I think we all get to the point in our writing where we question why we're doing it. Or maybe we do that several times. So, what are the reasons we write? Here's what I came up with.
- We enjoy it.
- Writing helps us fulfill that creative side.
- We fall in love with our stories.
- We want to make a career out of it.
- We have a story to share.
- We have a story that just needs to be written down, whether or not it's published is a bonus.
- We enjoy the process.
- It makes us feel good about ourselves.
I'm sure there are countless other reasons one writes, and feel free to add ones I've missed. Once we've decided why we write, the next step is to figure out how far we want to take it. Do we want to get it publishes? Do we self publish or go the traditional route? Do we go through an agent or not? Small house publishing or large house publishing? Do I want to continue writing or a I satisfied with what I've done?
Again, I'm positive there are countless other questions that have crossed our minds. Now for the confession time. I'm struggling to figure out if this is the time for me to be writing. I know I want to. I know I'd eventually would like to become published, but the last couple of months have proven very difficult to find/make the time to write. It seems that every time I sit down in front of the computer during nap time, I fall asleep. (I blame the pregnancy for that one.) I have goals I know I should be able to meet but I haven't been meeting them. It seems like anytime I try to exchange babysitting it falls through, or something else comes up that has to get done. It just feels like the world is out to prevent me from doing my writing.

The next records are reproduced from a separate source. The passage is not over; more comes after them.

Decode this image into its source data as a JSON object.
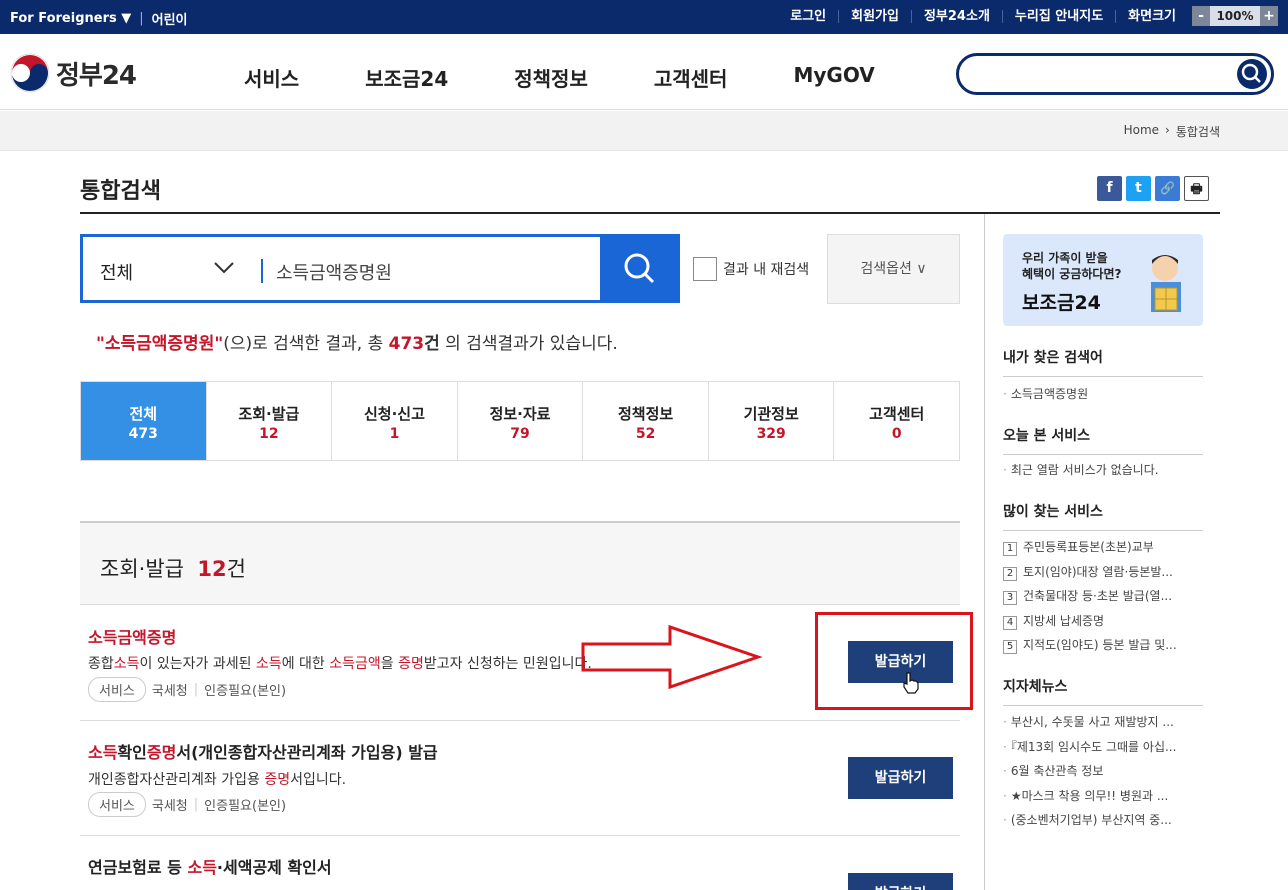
{
  "topbar": {
    "foreign": "For Foreigners ▼",
    "kids": "어린이",
    "links": [
      "로그인",
      "회원가입",
      "정부24소개",
      "누리집 안내지도",
      "화면크기"
    ],
    "zoom_minus": "-",
    "zoom_value": "100%",
    "zoom_plus": "+"
  },
  "header": {
    "logo": "정부24",
    "nav": [
      "서비스",
      "보조금24",
      "정책정보",
      "고객센터",
      "MyGOV"
    ]
  },
  "breadcrumb": {
    "home": "Home",
    "sep": "›",
    "current": "통합검색"
  },
  "page": {
    "title": "통합검색"
  },
  "sns": [
    "f",
    "t",
    "🔗",
    "🖶"
  ],
  "search": {
    "category": "전체",
    "query": "소득금액증명원",
    "recheck": "결과 내 재검색",
    "options": "검색옵션 ∨"
  },
  "result": {
    "kw": "\"소득금액증명원\"",
    "t1": "(으)로 검색한 결과, 총 ",
    "count": "473",
    "unit": "건",
    "t2": " 의 검색결과가 있습니다."
  },
  "tabs": [
    {
      "label": "전체",
      "count": "473"
    },
    {
      "label": "조회·발급",
      "count": "12"
    },
    {
      "label": "신청·신고",
      "count": "1"
    },
    {
      "label": "정보·자료",
      "count": "79"
    },
    {
      "label": "정책정보",
      "count": "52"
    },
    {
      "label": "기관정보",
      "count": "329"
    },
    {
      "label": "고객센터",
      "count": "0"
    }
  ],
  "section": {
    "title": "조회·발급",
    "count": "12",
    "unit": "건"
  },
  "items": [
    {
      "title": [
        "소득금액증명"
      ],
      "desc": [
        "종합",
        "소득",
        "이 있는자가 과세된 ",
        "소득",
        "에 대한 ",
        "소득금액",
        "을 ",
        "증명",
        "받고자 신청하는 민원입니다."
      ],
      "tag": "서비스",
      "org": "국세청",
      "auth": "인증필요(본인)",
      "btn": "발급하기"
    },
    {
      "title": [
        "소득",
        "확인",
        "증명",
        "서(개인종합자산관리계좌 가입용) 발급"
      ],
      "desc": [
        "개인종합자산관리계좌 가입용 ",
        "증명",
        "서입니다."
      ],
      "tag": "서비스",
      "org": "국세청",
      "auth": "인증필요(본인)",
      "btn": "발급하기"
    },
    {
      "title": [
        "연금보험료 등 ",
        "소득",
        "·세액공제 확인서"
      ],
      "btn": "발급하기"
    }
  ],
  "sidebar": {
    "banner_line1": "우리 가족이 받을",
    "banner_line2": "혜택이 궁금하다면?",
    "banner_title": "보조금24",
    "recent_title": "내가 찾은 검색어",
    "recent": [
      "소득금액증명원"
    ],
    "today_title": "오늘 본 서비스",
    "today": [
      "최근 열람 서비스가 없습니다."
    ],
    "popular_title": "많이 찾는 서비스",
    "popular": [
      "주민등록표등본(초본)교부",
      "토지(임야)대장 열람·등본발...",
      "건축물대장 등·초본 발급(열...",
      "지방세 납세증명",
      "지적도(임야도) 등본 발급 및..."
    ],
    "news_title": "지자체뉴스",
    "news": [
      "부산시, 수돗물 사고 재발방지 ...",
      "『제13회 임시수도 그때를 아십...",
      "6월 축산관측 정보",
      "★마스크 착용 의무!! 병원과 ...",
      "(중소벤처기업부) 부산지역 중..."
    ]
  },
  "colors": {
    "navy": "#0b2a6b",
    "blue": "#1a66d6",
    "tab_active": "#3490e4",
    "highlight": "#c4162a",
    "button": "#1e3f7a",
    "annotation": "#d9141c"
  }
}
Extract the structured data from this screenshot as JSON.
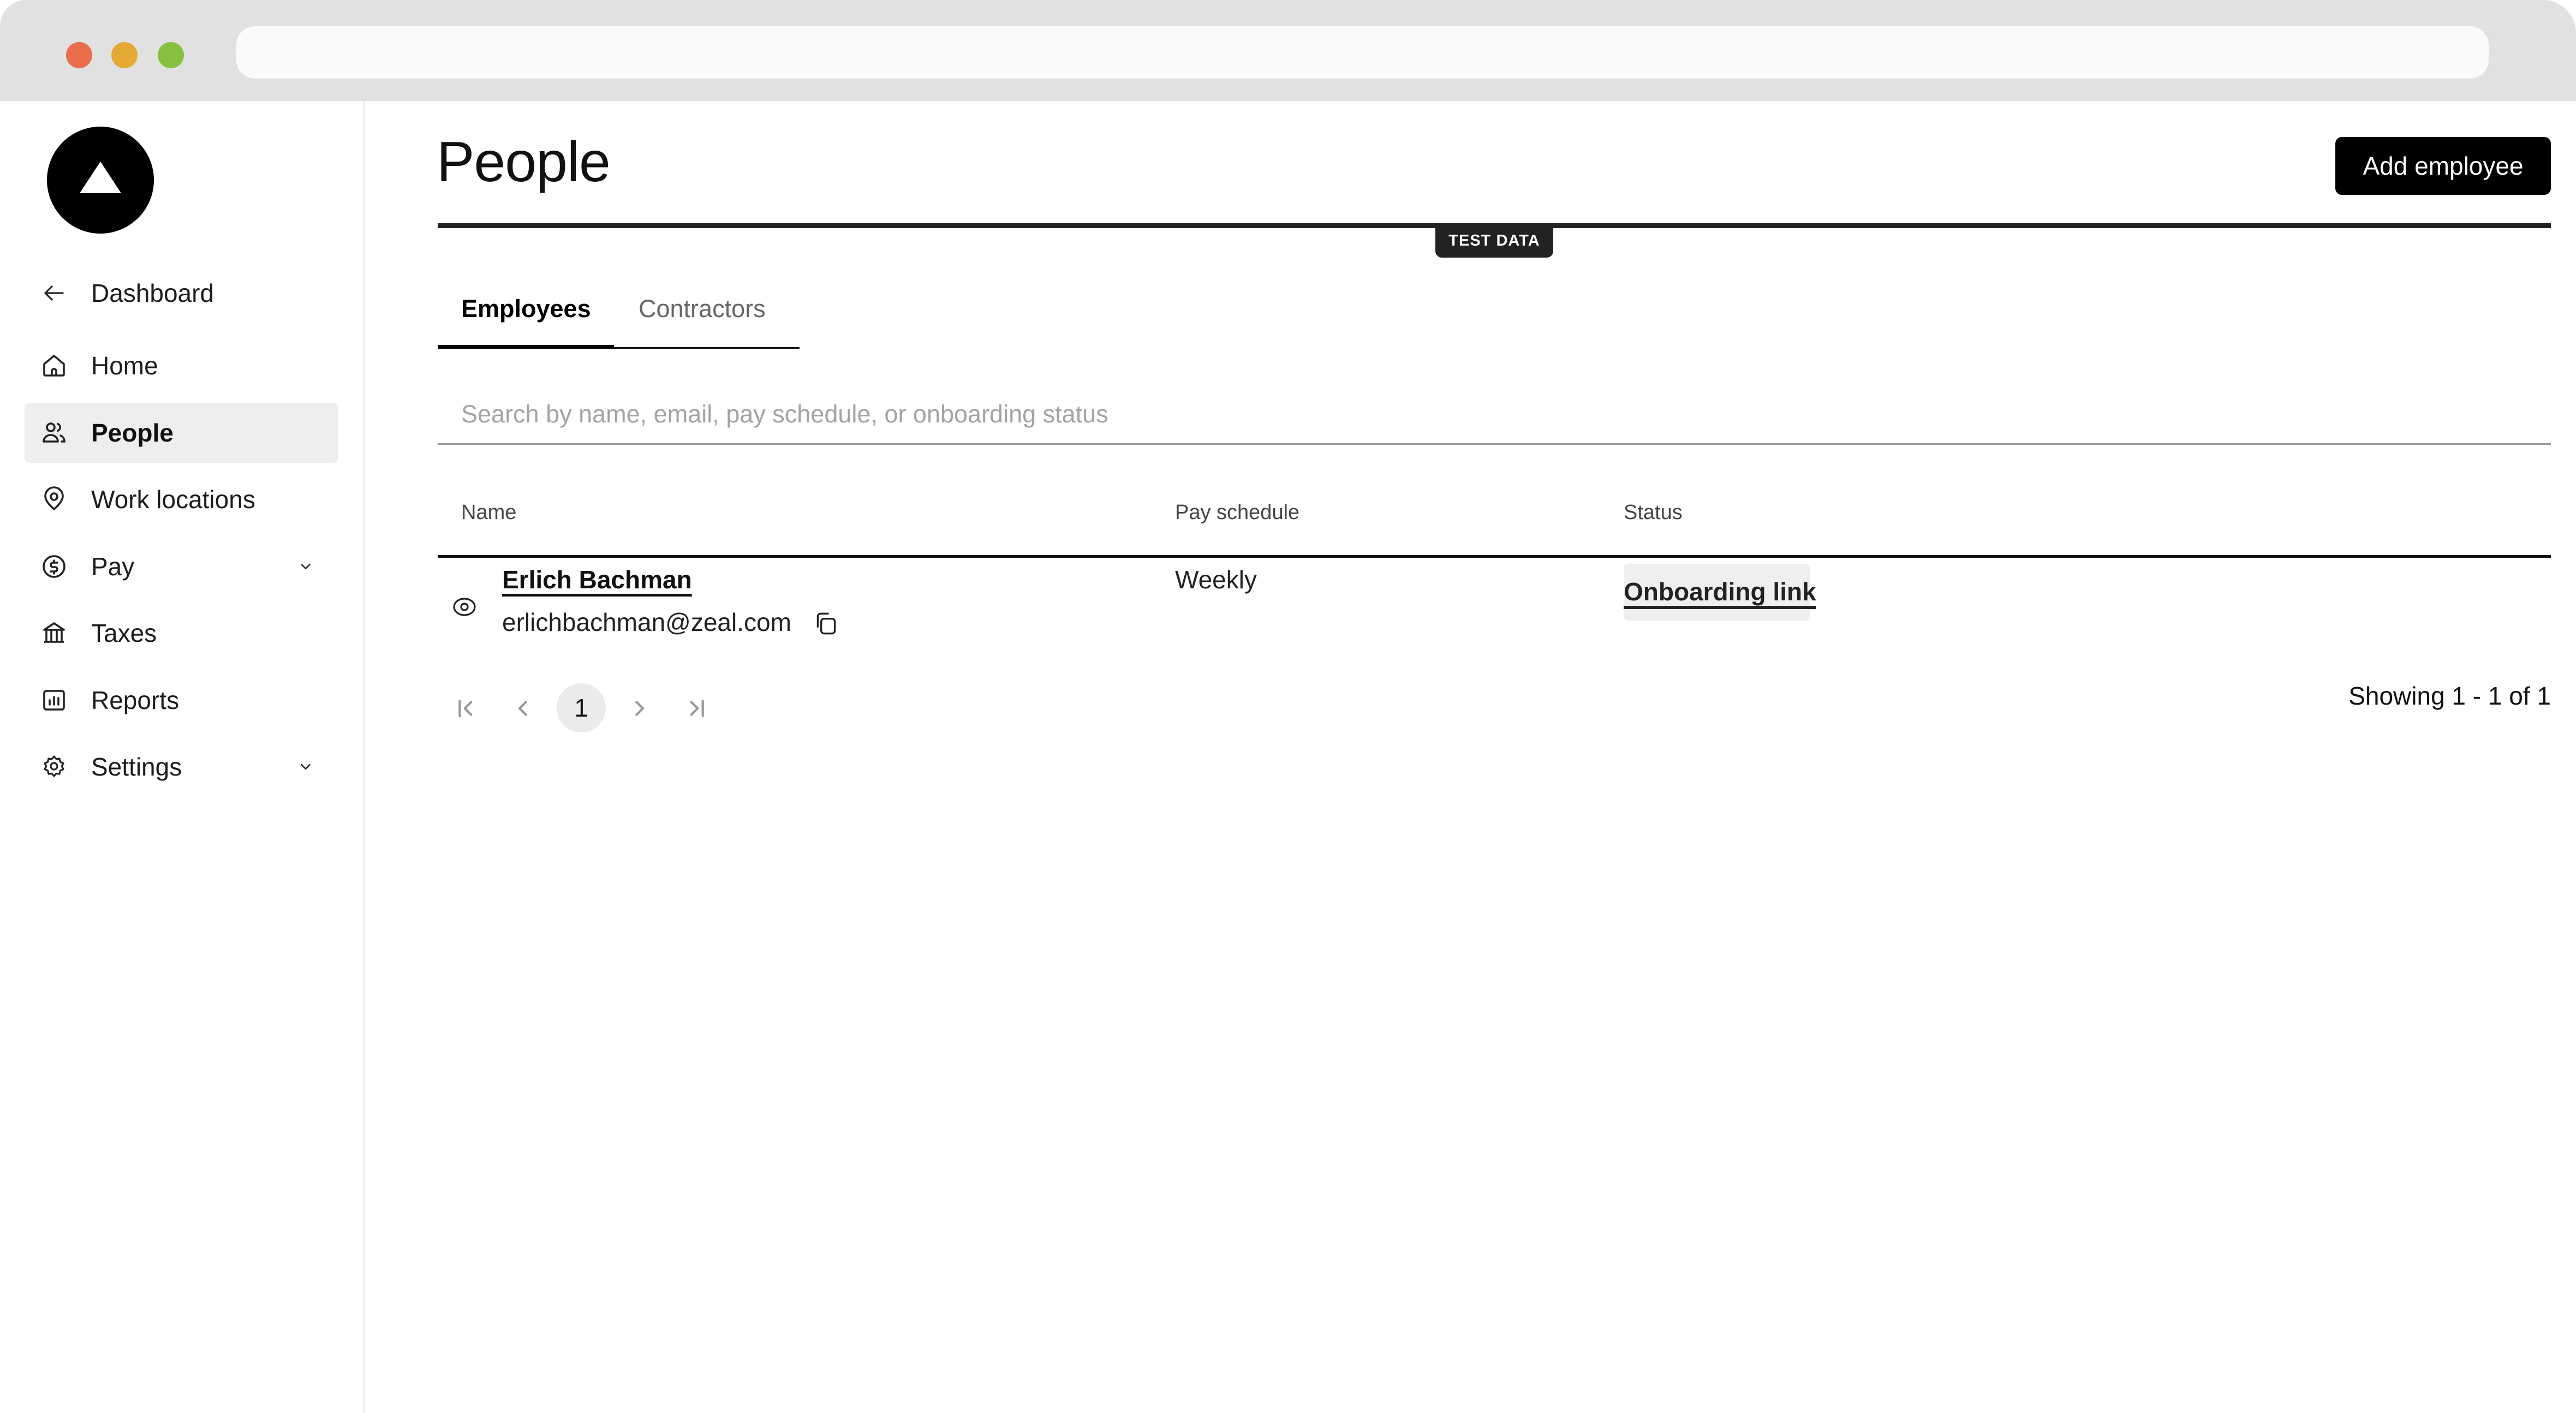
{
  "browser": {
    "traffic_lights": [
      {
        "name": "close",
        "color": "#e96d4c"
      },
      {
        "name": "minimize",
        "color": "#e4a935"
      },
      {
        "name": "maximize",
        "color": "#86c03c"
      }
    ],
    "url": ""
  },
  "sidebar": {
    "logo_icon": "triangle-logo",
    "items": [
      {
        "label": "Dashboard",
        "icon": "arrow-left-icon",
        "active": false,
        "expandable": false
      },
      {
        "label": "Home",
        "icon": "home-icon",
        "active": false,
        "expandable": false
      },
      {
        "label": "People",
        "icon": "people-icon",
        "active": true,
        "expandable": false
      },
      {
        "label": "Work locations",
        "icon": "location-pin-icon",
        "active": false,
        "expandable": false
      },
      {
        "label": "Pay",
        "icon": "dollar-circle-icon",
        "active": false,
        "expandable": true
      },
      {
        "label": "Taxes",
        "icon": "bank-icon",
        "active": false,
        "expandable": false
      },
      {
        "label": "Reports",
        "icon": "chart-box-icon",
        "active": false,
        "expandable": false
      },
      {
        "label": "Settings",
        "icon": "gear-icon",
        "active": false,
        "expandable": true
      }
    ]
  },
  "header": {
    "title": "People",
    "add_button_label": "Add employee",
    "badge": "TEST DATA"
  },
  "tabs": [
    {
      "label": "Employees",
      "active": true
    },
    {
      "label": "Contractors",
      "active": false
    }
  ],
  "search": {
    "placeholder": "Search by name, email, pay schedule, or onboarding status",
    "value": ""
  },
  "table": {
    "columns": [
      "Name",
      "Pay schedule",
      "Status"
    ],
    "rows": [
      {
        "name": "Erlich Bachman",
        "email": "erlichbachman@zeal.com",
        "pay_schedule": "Weekly",
        "status": "Onboarding link"
      }
    ]
  },
  "pagination": {
    "current_page": "1",
    "summary": "Showing 1 - 1 of 1"
  },
  "colors": {
    "accent": "#000000",
    "active_nav_bg": "#eeeeee",
    "badge_bg": "#222222"
  }
}
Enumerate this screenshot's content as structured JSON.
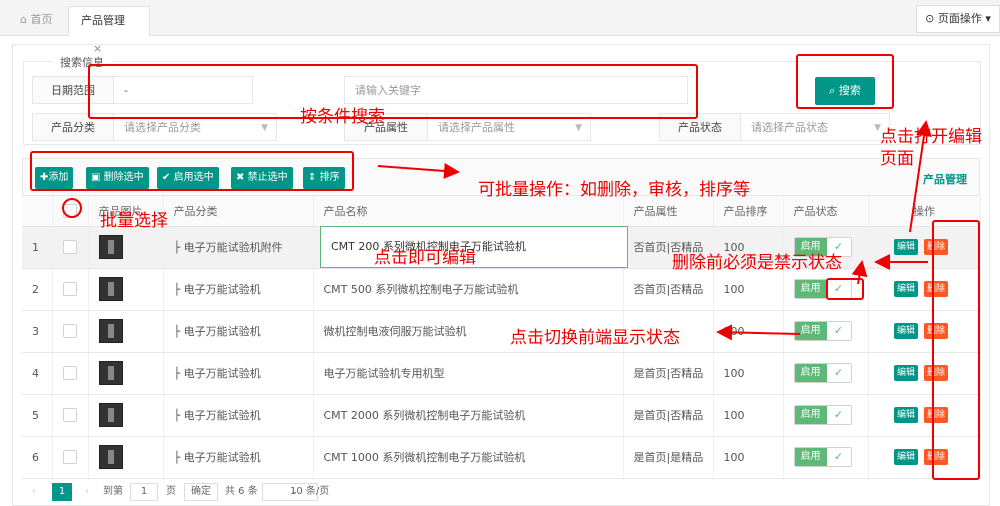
{
  "tabs": {
    "home": "首页",
    "active": "产品管理",
    "close": "×"
  },
  "page_ops": "页面操作",
  "search": {
    "legend": "搜索信息",
    "date_label": "日期范围",
    "date_value": "-",
    "keyword_placeholder": "请输入关键字",
    "button": "搜索",
    "category_label": "产品分类",
    "category_placeholder": "请选择产品分类",
    "attr_label": "产品属性",
    "attr_placeholder": "请选择产品属性",
    "status_label": "产品状态",
    "status_placeholder": "请选择产品状态"
  },
  "toolbar": {
    "add": "添加",
    "delete_selected": "删除选中",
    "enable_selected": "启用选中",
    "disable_selected": "禁止选中",
    "sort": "排序",
    "title": "产品管理"
  },
  "table": {
    "headers": [
      "",
      "产品图片",
      "产品分类",
      "产品名称",
      "产品属性",
      "产品排序",
      "产品状态",
      "操作"
    ],
    "rows": [
      {
        "no": "1",
        "category": "├ 电子万能试验机附件",
        "name": "CMT 200 系列微机控制电子万能试验机",
        "attr": "否首页|否精品",
        "sort": "100"
      },
      {
        "no": "2",
        "category": "├ 电子万能试验机",
        "name": "CMT 500 系列微机控制电子万能试验机",
        "attr": "否首页|否精品",
        "sort": "100"
      },
      {
        "no": "3",
        "category": "├ 电子万能试验机",
        "name": "微机控制电液伺服万能试验机",
        "attr": "",
        "sort": "100"
      },
      {
        "no": "4",
        "category": "├ 电子万能试验机",
        "name": "电子万能试验机专用机型",
        "attr": "是首页|否精品",
        "sort": "100"
      },
      {
        "no": "5",
        "category": "├ 电子万能试验机",
        "name": "CMT 2000 系列微机控制电子万能试验机",
        "attr": "是首页|否精品",
        "sort": "100"
      },
      {
        "no": "6",
        "category": "├ 电子万能试验机",
        "name": "CMT 1000 系列微机控制电子万能试验机",
        "attr": "是首页|是精品",
        "sort": "100"
      }
    ],
    "status_on": "启用",
    "edit": "编辑",
    "delete": "删除"
  },
  "pager": {
    "current": "1",
    "goto": "到第",
    "page_input": "1",
    "page_unit": "页",
    "confirm": "确定",
    "total": "共 6 条",
    "per_page": "10 条/页"
  },
  "annotations": {
    "search": "按条件搜索",
    "batch_ops": "可批量操作：如删除，审核，排序等",
    "batch_select": "批量选择",
    "inline_edit": "点击即可编辑",
    "open_edit": "点击打开编辑页面",
    "delete_rule": "删除前必须是禁示状态",
    "toggle": "点击切换前端显示状态"
  },
  "colors": {
    "primary": "#009688",
    "danger": "#ff5722",
    "toggle": "#5fb878",
    "annotation": "#e00000"
  }
}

I know other people have come to the same crossroads that I am at right now, I just thought I already had things figured out. So I guess this is more of a pep talk for myself, but who knows? Maybe someone else is struggling with the same things. I just know that things will work out the way they are supposed to. Maybe at this very moment I'm not supposed to be writing and I shouldn't beat myself up for it. I just have to work through it and be ready when the time is right again. Or maybe I should be happy with the little I am getting done. Either way, I still enjoy writing and know that my goals will be met sometime. Happy Writing!